Mais le problème ne vient pas de lui. Le problème vient de moi et de ma façon imbécile de recevoir son comportement au plus profond de mon ego. Le mode affectif me dérange. Je ne sais pas y répondre autrement que par des pirouettes.

Juste avant de partir en congés, Géraud m’a invité à déjeuner.

J’avais prévu de lui annoncer que non, je n’avais aucune vue sur Cécile, ma partenaire de théâtre puisque oui, ma pédérastie est tellement flamboyante qu’elle m’illumine de l’intérieur.

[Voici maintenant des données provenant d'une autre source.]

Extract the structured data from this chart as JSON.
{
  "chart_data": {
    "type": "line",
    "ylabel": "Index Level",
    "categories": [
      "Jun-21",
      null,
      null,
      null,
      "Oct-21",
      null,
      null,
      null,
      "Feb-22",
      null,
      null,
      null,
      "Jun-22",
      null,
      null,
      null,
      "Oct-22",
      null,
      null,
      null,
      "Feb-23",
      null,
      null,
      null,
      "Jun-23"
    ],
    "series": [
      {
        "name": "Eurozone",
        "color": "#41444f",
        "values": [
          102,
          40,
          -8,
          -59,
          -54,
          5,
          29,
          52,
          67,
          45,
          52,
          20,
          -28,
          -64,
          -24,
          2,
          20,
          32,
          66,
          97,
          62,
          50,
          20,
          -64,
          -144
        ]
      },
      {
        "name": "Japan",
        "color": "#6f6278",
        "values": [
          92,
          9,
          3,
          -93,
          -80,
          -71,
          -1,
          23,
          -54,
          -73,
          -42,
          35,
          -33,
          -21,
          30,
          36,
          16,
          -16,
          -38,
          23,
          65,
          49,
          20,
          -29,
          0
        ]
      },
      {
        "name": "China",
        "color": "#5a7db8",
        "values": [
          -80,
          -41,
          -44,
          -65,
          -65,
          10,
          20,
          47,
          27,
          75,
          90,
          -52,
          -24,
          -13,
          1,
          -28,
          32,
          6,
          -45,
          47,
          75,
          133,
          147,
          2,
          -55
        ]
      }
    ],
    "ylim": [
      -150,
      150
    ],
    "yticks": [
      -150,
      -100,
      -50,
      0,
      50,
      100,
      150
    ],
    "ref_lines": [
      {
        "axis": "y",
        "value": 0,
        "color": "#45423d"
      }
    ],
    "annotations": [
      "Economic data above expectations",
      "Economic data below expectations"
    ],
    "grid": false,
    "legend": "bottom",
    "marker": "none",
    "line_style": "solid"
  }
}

Nous nous sommes installés dans un petit restaurant indien à côté de mon bureau. J’ai commandé un Lassi banane. Je commande toujours un lassi banane dans un restaurant indien. Il s’agit d’une tradition personnelle. Géraud a ouvert des yeux plus grands que les pommettes de Mylène Farmer et m’a indiqué qu’il n’avait jamais entendu parler de cette boisson.

Mais Géraud ne louche pas contrairement au sosie de Rouge Cerise présenté ci-dessus.

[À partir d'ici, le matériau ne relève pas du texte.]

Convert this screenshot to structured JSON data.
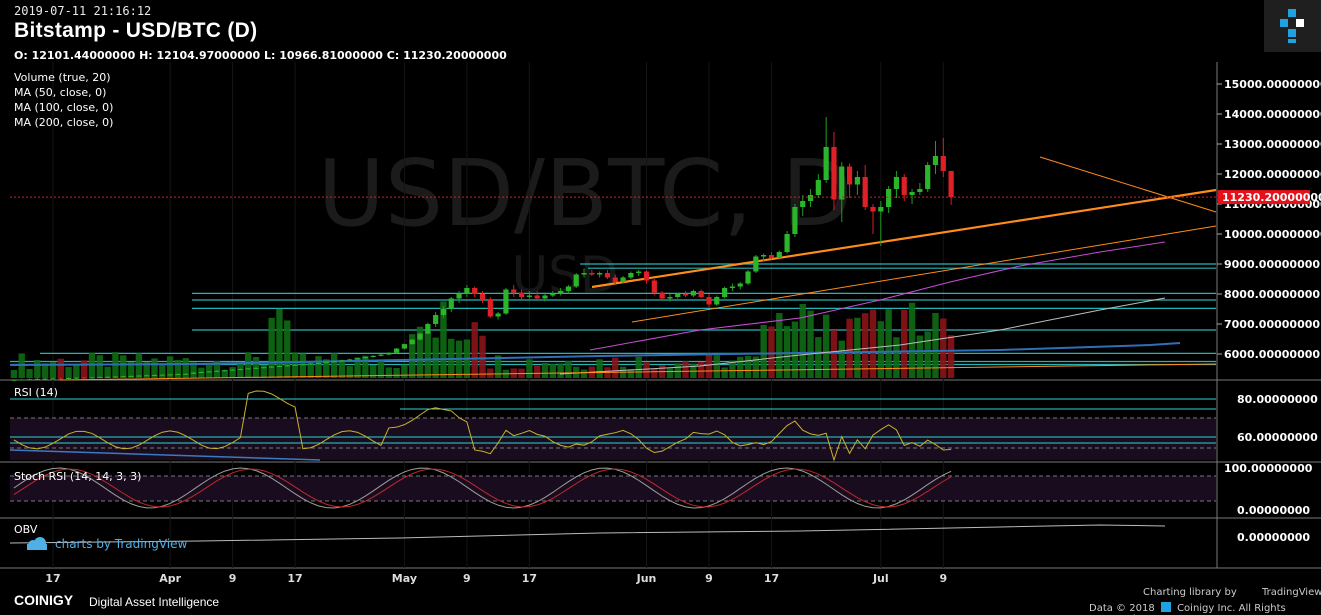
{
  "header": {
    "timestamp": "2019-07-11 21:16:12",
    "title": "Bitstamp - USD/BTC (D)",
    "ohlc": "O: 12101.44000000 H: 12104.97000000 L: 10966.81000000 C: 11230.20000000"
  },
  "studies": [
    "Volume (true, 20)",
    "MA (50, close, 0)",
    "MA (100, close, 0)",
    "MA (200, close, 0)"
  ],
  "panes": {
    "rsi_title": "RSI (14)",
    "stoch_title": "Stoch RSI (14, 14, 3, 3)",
    "obv_title": "OBV"
  },
  "watermark": {
    "main": "USD/BTC, D",
    "sub": "USD",
    "tv": "charts by TradingView"
  },
  "footer": {
    "brand": "COINIGY",
    "tagline": "Digital Asset Intelligence",
    "charting_library": "Charting library by",
    "tv_brand": "TradingView",
    "data_credit": "Data © 2018",
    "copyright": "Coinigy Inc. All Rights Reserved ©"
  },
  "colors": {
    "up": "#1e9e1e",
    "down": "#d81e26",
    "last_price_bg": "#e5101a",
    "hline": "#2fd3d3",
    "trend": "#ff8c1a",
    "ma50": "#c74cd6",
    "ma100": "#bdbdbd",
    "ma200": "#2f6fb8",
    "rsi": "#c9b22a",
    "stoch_k": "#9e9e9e",
    "stoch_d": "#c0282d"
  },
  "chart_data": {
    "type": "candlestick",
    "price_axis": {
      "labels": [
        "15000.00000000",
        "14000.00000000",
        "13000.00000000",
        "12000.00000000",
        "11000.00000000",
        "10000.00000000",
        "9000.00000000",
        "8000.00000000",
        "7000.00000000",
        "6000.00000000"
      ],
      "values": [
        15000,
        14000,
        13000,
        12000,
        11000,
        10000,
        9000,
        8000,
        7000,
        6000
      ],
      "last_price": 11230.2,
      "last_price_label": "11230.20000000"
    },
    "rsi_axis": {
      "labels": [
        "80.00000000",
        "60.00000000"
      ],
      "values": [
        80,
        60
      ]
    },
    "stoch_axis": {
      "labels": [
        "100.00000000",
        "0.00000000"
      ],
      "values": [
        100,
        0
      ]
    },
    "obv_axis": {
      "labels": [
        "0.00000000"
      ],
      "values": [
        0
      ]
    },
    "time_axis": {
      "labels": [
        "17",
        "Apr",
        "9",
        "17",
        "May",
        "9",
        "17",
        "Jun",
        "9",
        "17",
        "Jul",
        "9"
      ],
      "dates": [
        "2019-03-17",
        "2019-04-01",
        "2019-04-09",
        "2019-04-17",
        "2019-05-01",
        "2019-05-09",
        "2019-05-17",
        "2019-06-01",
        "2019-06-09",
        "2019-06-17",
        "2019-07-01",
        "2019-07-09"
      ]
    },
    "first_date": "2019-03-12",
    "candles": [
      [
        5130,
        5160,
        5110,
        5140
      ],
      [
        5140,
        5170,
        5120,
        5150
      ],
      [
        5150,
        5180,
        5130,
        5160
      ],
      [
        5160,
        5200,
        5140,
        5170
      ],
      [
        5170,
        5200,
        5150,
        5180
      ],
      [
        5180,
        5210,
        5160,
        5190
      ],
      [
        5190,
        5220,
        5170,
        5180
      ],
      [
        5180,
        5210,
        5160,
        5200
      ],
      [
        5200,
        5230,
        5180,
        5210
      ],
      [
        5210,
        5240,
        5190,
        5200
      ],
      [
        5200,
        5230,
        5180,
        5220
      ],
      [
        5220,
        5250,
        5200,
        5230
      ],
      [
        5230,
        5260,
        5210,
        5240
      ],
      [
        5240,
        5270,
        5220,
        5250
      ],
      [
        5250,
        5280,
        5230,
        5260
      ],
      [
        5260,
        5290,
        5240,
        5270
      ],
      [
        5270,
        5300,
        5250,
        5280
      ],
      [
        5280,
        5310,
        5260,
        5290
      ],
      [
        5290,
        5320,
        5270,
        5300
      ],
      [
        5300,
        5330,
        5280,
        5310
      ],
      [
        5310,
        5340,
        5290,
        5320
      ],
      [
        5320,
        5350,
        5300,
        5330
      ],
      [
        5330,
        5360,
        5310,
        5340
      ],
      [
        5340,
        5400,
        5320,
        5380
      ],
      [
        5380,
        5420,
        5360,
        5400
      ],
      [
        5400,
        5440,
        5380,
        5420
      ],
      [
        5420,
        5460,
        5400,
        5440
      ],
      [
        5440,
        5480,
        5420,
        5460
      ],
      [
        5460,
        5500,
        5440,
        5480
      ],
      [
        5480,
        5520,
        5460,
        5500
      ],
      [
        5500,
        5540,
        5480,
        5520
      ],
      [
        5520,
        5560,
        5500,
        5540
      ],
      [
        5540,
        5580,
        5520,
        5560
      ],
      [
        5560,
        5600,
        5540,
        5580
      ],
      [
        5580,
        5620,
        5560,
        5600
      ],
      [
        5600,
        5640,
        5580,
        5620
      ],
      [
        5620,
        5660,
        5600,
        5640
      ],
      [
        5640,
        5680,
        5620,
        5660
      ],
      [
        5660,
        5700,
        5640,
        5680
      ],
      [
        5680,
        5720,
        5660,
        5700
      ],
      [
        5700,
        5750,
        5680,
        5730
      ],
      [
        5730,
        5780,
        5710,
        5760
      ],
      [
        5760,
        5810,
        5740,
        5790
      ],
      [
        5790,
        5840,
        5770,
        5820
      ],
      [
        5820,
        5880,
        5800,
        5860
      ],
      [
        5860,
        5920,
        5840,
        5900
      ],
      [
        5900,
        5960,
        5880,
        5940
      ],
      [
        5940,
        6000,
        5920,
        5980
      ],
      [
        5980,
        6060,
        5960,
        6040
      ],
      [
        6040,
        6200,
        6020,
        6180
      ],
      [
        6180,
        6350,
        6150,
        6330
      ],
      [
        6330,
        6500,
        6300,
        6480
      ],
      [
        6480,
        6700,
        6450,
        6680
      ],
      [
        6680,
        7050,
        6650,
        7000
      ],
      [
        7000,
        7400,
        6900,
        7300
      ],
      [
        7300,
        7600,
        7200,
        7500
      ],
      [
        7500,
        7900,
        7400,
        7850
      ],
      [
        7850,
        8100,
        7700,
        8000
      ],
      [
        8000,
        8300,
        7900,
        8200
      ],
      [
        8200,
        8250,
        7900,
        8000
      ],
      [
        8000,
        8100,
        7700,
        7800
      ],
      [
        7800,
        7900,
        7200,
        7250
      ],
      [
        7250,
        7400,
        7150,
        7350
      ],
      [
        7350,
        8200,
        7300,
        8150
      ],
      [
        8150,
        8300,
        7900,
        8050
      ],
      [
        8050,
        8150,
        7800,
        7900
      ],
      [
        7900,
        8100,
        7850,
        7950
      ],
      [
        7950,
        8100,
        7800,
        7850
      ],
      [
        7850,
        8000,
        7750,
        7950
      ],
      [
        7950,
        8100,
        7900,
        8000
      ],
      [
        8000,
        8200,
        7950,
        8100
      ],
      [
        8100,
        8300,
        8000,
        8250
      ],
      [
        8250,
        8700,
        8200,
        8650
      ],
      [
        8650,
        8850,
        8550,
        8700
      ],
      [
        8700,
        8800,
        8600,
        8650
      ],
      [
        8650,
        8750,
        8550,
        8700
      ],
      [
        8700,
        8800,
        8500,
        8550
      ],
      [
        8550,
        8650,
        8300,
        8400
      ],
      [
        8400,
        8600,
        8350,
        8550
      ],
      [
        8550,
        8750,
        8500,
        8700
      ],
      [
        8700,
        8800,
        8600,
        8750
      ],
      [
        8750,
        8800,
        8350,
        8450
      ],
      [
        8450,
        8500,
        7950,
        8050
      ],
      [
        8050,
        8100,
        7800,
        7850
      ],
      [
        7850,
        8000,
        7750,
        7900
      ],
      [
        7900,
        8050,
        7850,
        8000
      ],
      [
        8000,
        8100,
        7900,
        7950
      ],
      [
        7950,
        8150,
        7900,
        8100
      ],
      [
        8100,
        8150,
        7850,
        7900
      ],
      [
        7900,
        8000,
        7550,
        7650
      ],
      [
        7650,
        7950,
        7600,
        7900
      ],
      [
        7900,
        8250,
        7850,
        8200
      ],
      [
        8200,
        8350,
        8100,
        8250
      ],
      [
        8250,
        8400,
        8150,
        8350
      ],
      [
        8350,
        8800,
        8300,
        8750
      ],
      [
        8750,
        9300,
        8700,
        9250
      ],
      [
        9250,
        9350,
        9100,
        9300
      ],
      [
        9300,
        9400,
        9150,
        9200
      ],
      [
        9200,
        9450,
        9150,
        9400
      ],
      [
        9400,
        10100,
        9350,
        10000
      ],
      [
        10000,
        11000,
        9900,
        10900
      ],
      [
        10900,
        11300,
        10600,
        11100
      ],
      [
        11100,
        11500,
        10900,
        11300
      ],
      [
        11300,
        12000,
        11200,
        11800
      ],
      [
        11800,
        13900,
        11700,
        12900
      ],
      [
        12900,
        13400,
        10800,
        11150
      ],
      [
        11150,
        12400,
        10400,
        12250
      ],
      [
        12250,
        12350,
        11200,
        11650
      ],
      [
        11650,
        12100,
        11300,
        11900
      ],
      [
        11900,
        12300,
        10800,
        10900
      ],
      [
        10900,
        11000,
        10000,
        10750
      ],
      [
        10750,
        11100,
        9600,
        10900
      ],
      [
        10900,
        11600,
        10700,
        11500
      ],
      [
        11500,
        12100,
        11200,
        11900
      ],
      [
        11900,
        12000,
        11100,
        11300
      ],
      [
        11300,
        11500,
        11000,
        11400
      ],
      [
        11400,
        11700,
        11300,
        11500
      ],
      [
        11500,
        12400,
        11400,
        12300
      ],
      [
        12300,
        13100,
        12000,
        12600
      ],
      [
        12600,
        13200,
        11900,
        12101
      ],
      [
        12101,
        12105,
        10967,
        11230
      ]
    ],
    "volume_note": "Volume bars shown relative; MA(50) magenta, MA(100) gray, MA(200) blue"
  }
}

Après m’avoir demandé s’il pouvait goûter à cette mixture, il m’a tout simplement déclaré qu’il adorait être en ma compagnie car il découvrait toujours de nouvelles choses: adresses de restaurant, marchands de fringues, pièces de théâtre, twitter…
Puis, comme s’il était courant de faire de telles déclarations à un collègue de bureau, il a embrayé le plus naturellement du monde sur le couple que je forme avec ma copine me demandant des précisions dans le but de le comparer au couple qu’il forme, lui-même, avec sa copine.

Je n’ai pas réussi à le détromper. Very s’est transformé en Vera. A l’intérieur je me suis senti bouillir sans pouvoir empêcher les paroles de dégueuler de cette bouche que j’aimerais parfois pouvoir sceller.
Je ne suis pas militant et pourtant je me suis fait souffrir en pensant que j’étais en train de trahir une cause pour laquelle des gens meurent ou se font enfermer dans de nombreux pays. Je me suis senti misérable. Je me suis senti retourner au lycée, lorsque mon copain de l’époque, Eddy, avait été rebaptisé Amélie pour la galerie devant laquelle je n’assumais pas du tout d’aimer la bite. Je me suis senti replonger doucement dans le mal-être que cause cette dualité qui m’encombre.

En bref, j’avais hâte que ce déjeuner se termine pour me retrouver face à ma médiocrité. Je devrais crier haut et fort que je suis gay. Mais mon ego, qui aime se sentir flatté, admiré, complimenté, ne le voit pas de cet œil.

Mon ego est pétri de la certitude qu’être gay, c’est être inférieur.

Mon ego donne raison à la société entière pour laquelle être gay, c’est être un eunuque.

Et puis, Géraud est parti en congés.

Et puis, j’ai reçu un message de lui m’indiquant que tout se passait bien dans la famille de sa copine en Espagne.

On n’envoie pas un tel message à un collègue.

Il rentre mercredi.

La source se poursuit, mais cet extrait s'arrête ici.